In der modernen Gesellschaft scheint das Verhaltensprotokoll für Besuche bei verwilderten Einsiedlern etwas in Vergessenheit geraten zu sein. Zweifelsohne liegt es mit an dem rapiden Dahinschwinden solcher Waldschrate in den letzten fünfzig Jahren, und natürlich sind Isolation und eine relative Unzugänglichkeit die Grundbestandteile des Lebens im Busch und erschweren Besuche.
Als ich vor ein paar Wintern eine Weile alleine zu Hause war und seit fünf Wochen keinen andern Menschen mehr gesehen hatte, wurde mir eine Art Besuch zuteil, die ich nicht zur Nachahmung empfehlen kann.
Beim Abwaschen hörte ich plötzlich einen aufheulenden Motor direkt vor der Hütte, und in dem Moment, in dem ich mich zum Fenster umdrehte, stieg schon eine behelmte Gestalt vom einem direkt vor der Hütte geparkten Schneemobil.
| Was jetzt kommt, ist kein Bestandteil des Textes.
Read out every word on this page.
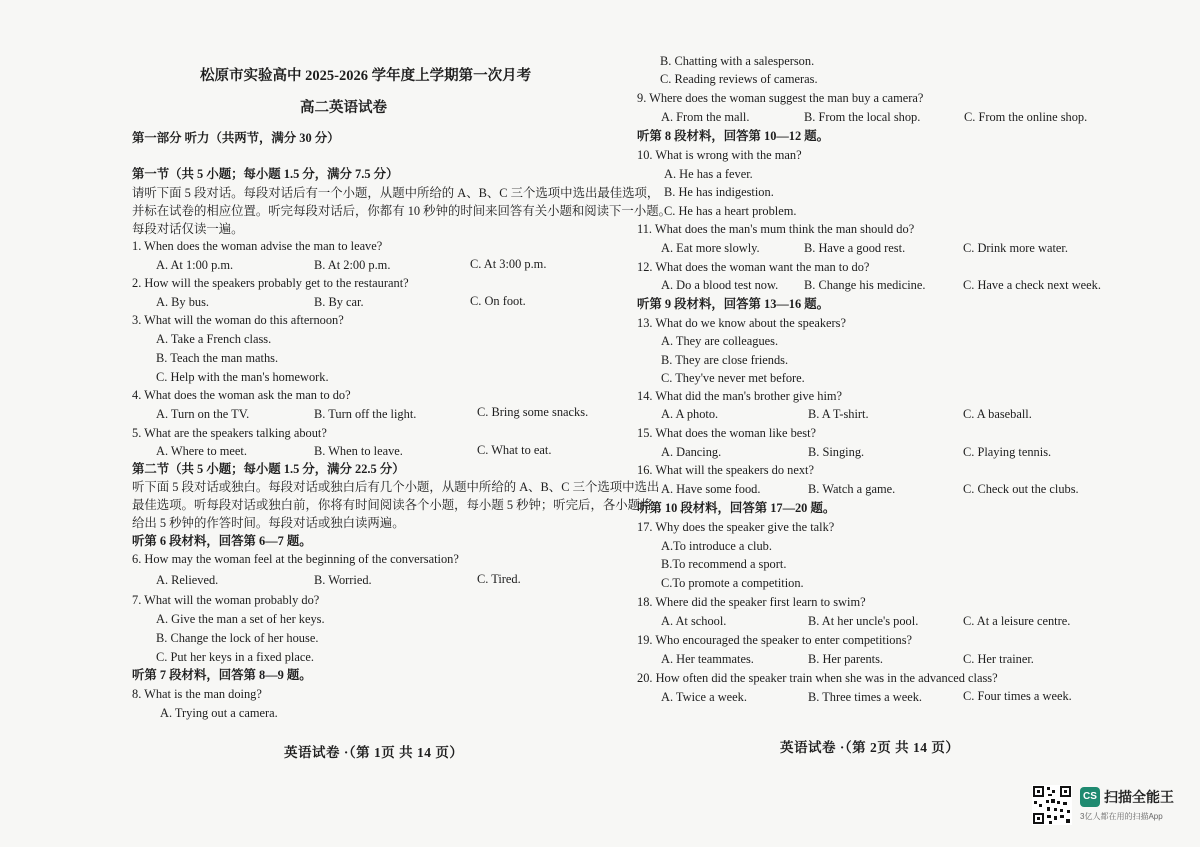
松原市实验高中 2025-2026 学年度上学期第一次月考
高二英语试卷
第一部分 听力（共两节，满分 30 分）
第一节（共 5 小题；每小题 1.5 分，满分 7.5 分）
请听下面 5 段对话。每段对话后有一个小题，从题中所给的 A、B、C 三个选项中选出最佳选项，
并标在试卷的相应位置。听完每段对话后，你都有 10 秒钟的时间来回答有关小题和阅读下一小题。
每段对话仅读一遍。
1. When does the woman advise the man to leave?
A. At 1:00 p.m.	B. At 2:00 p.m.	C. At 3:00 p.m.
2. How will the speakers probably get to the restaurant?
A. By bus.	B. By car.	C. On foot.
3. What will the woman do this afternoon?
A. Take a French class.
B. Teach the man maths.
C. Help with the man's homework.
4. What does the woman ask the man to do?
A. Turn on the TV.	B. Turn off the light.	C. Bring some snacks.
5. What are the speakers talking about?
A. Where to meet.	B. When to leave.	C. What to eat.
第二节（共 5 小题；每小题 1.5 分，满分 22.5 分）
听下面 5 段对话或独白。每段对话或独白后有几个小题，从题中所给的 A、B、C 三个选项中选出
最佳选项。听每段对话或独白前，你将有时间阅读各个小题，每小题 5 秒钟；听完后，各小题将
给出 5 秒钟的作答时间。每段对话或独白读两遍。
听第 6 段材料，回答第 6—7 题。
6. How may the woman feel at the beginning of the conversation?
A. Relieved.	B. Worried.	C. Tired.
7. What will the woman probably do?
A. Give the man a set of her keys.
B. Change the lock of her house.
C. Put her keys in a fixed place.
听第 7 段材料，回答第 8—9 题。
8. What is the man doing?
A. Trying out a camera.
英语试卷 ·（第 1页 共 14 页）
B. Chatting with a salesperson.
C. Reading reviews of cameras.
9. Where does the woman suggest the man buy a camera?
A. From the mall.	B. From the local shop.	C. From the online shop.
听第 8 段材料，回答第 10—12 题。
10. What is wrong with the man?
A. He has a fever.
B. He has indigestion.
C. He has a heart problem.
11. What does the man's mum think the man should do?
A. Eat more slowly.	B. Have a good rest.	C. Drink more water.
12. What does the woman want the man to do?
A. Do a blood test now. B. Change his medicine.	C. Have a check next week.
听第 9 段材料，回答第 13—16 题。
13. What do we know about the speakers?
A. They are colleagues.
B. They are close friends.
C. They've never met before.
14. What did the man's brother give him?
A. A photo.	B. A T-shirt.	C. A baseball.
15. What does the woman like best?
A. Dancing.	B. Singing.	C. Playing tennis.
16. What will the speakers do next?
A. Have some food.	B. Watch a game.	C. Check out the clubs.
听第 10 段材料，回答第 17—20 题。
17. Why does the speaker give the talk?
A.To introduce a club.
B.To recommend a sport.
C.To promote a competition.
18. Where did the speaker first learn to swim?
A. At school.	B. At her uncle's pool.	C. At a leisure centre.
19. Who encouraged the speaker to enter competitions?
A. Her teammates.	B. Her parents.	C. Her trainer.
20. How often did the speaker train when she was in the advanced class?
A. Twice a week.	B. Three times a week.	C. Four times a week.
英语试卷 ·（第 2页 共 14 页）
CS 扫描全能王
3亿人都在用的扫描App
Benommen versuchte ich mir etwas Zeit zu verschaffen, mit dieser unerwarteten Invasion fertig zu werden: ich liess die vier Hunde raus. Während die bellende Meute ihre Nasen in lauter unhöfliche Stellen bohrten und aufgeregt den Eindringling umtanzten, kämpfte dieser sich schon zur Haustür vor und barst, zeitgleich mit seinem Klopfen, in die Hütte.
Wie sich herausstellte, handelte es sich um den neuen Wildhüter, frisch von seinem Schreibtisch entfesselt, der seinen Wirkungskreis kennenlernen wollte. Es folgten mühselige 20 Minuten, in denen er dankend einen Sitzplatz und eine Tasse Kaffee oder Tee ablehnte (äusserst ungehobeltes Verhalten im Busch). Er blieb stattdessen die ganze Zeit eingekeilt in der Türecke stehen, die Hunde in aufmerksamem Halbkreis vor ihm sitzend, während er ständig an seinem Schal, der Schwimmweste und Jacke nestelte. Die Hunde erinnerten sich offenbar noch gut daran, dass früher bei unserem Nachbarn im Ort derartiges Beschäftigtsein mit Kleidung stets mit der Zutageförderung von Hundekeksen endete. Doch der Wildhüter produzierte nichts dergleichen. Schliesslich entschied er sich weiterzufahren und liess mich wie vor den Kopf geschlagen in meiner einsamen Hütte zurueck.
Unser Überraschungsbesuch an diesem Märznachmittag stellte sich jedoch als unser Trappernachbar Rick heraus, was wir nicht nur an seinem uns vertrauten Schneemobil erkannten, sondern auch an der Art, wie er unten am Seeufer parkte und dann einige gemächliche Minuten bei seiner Maschine verbrachte.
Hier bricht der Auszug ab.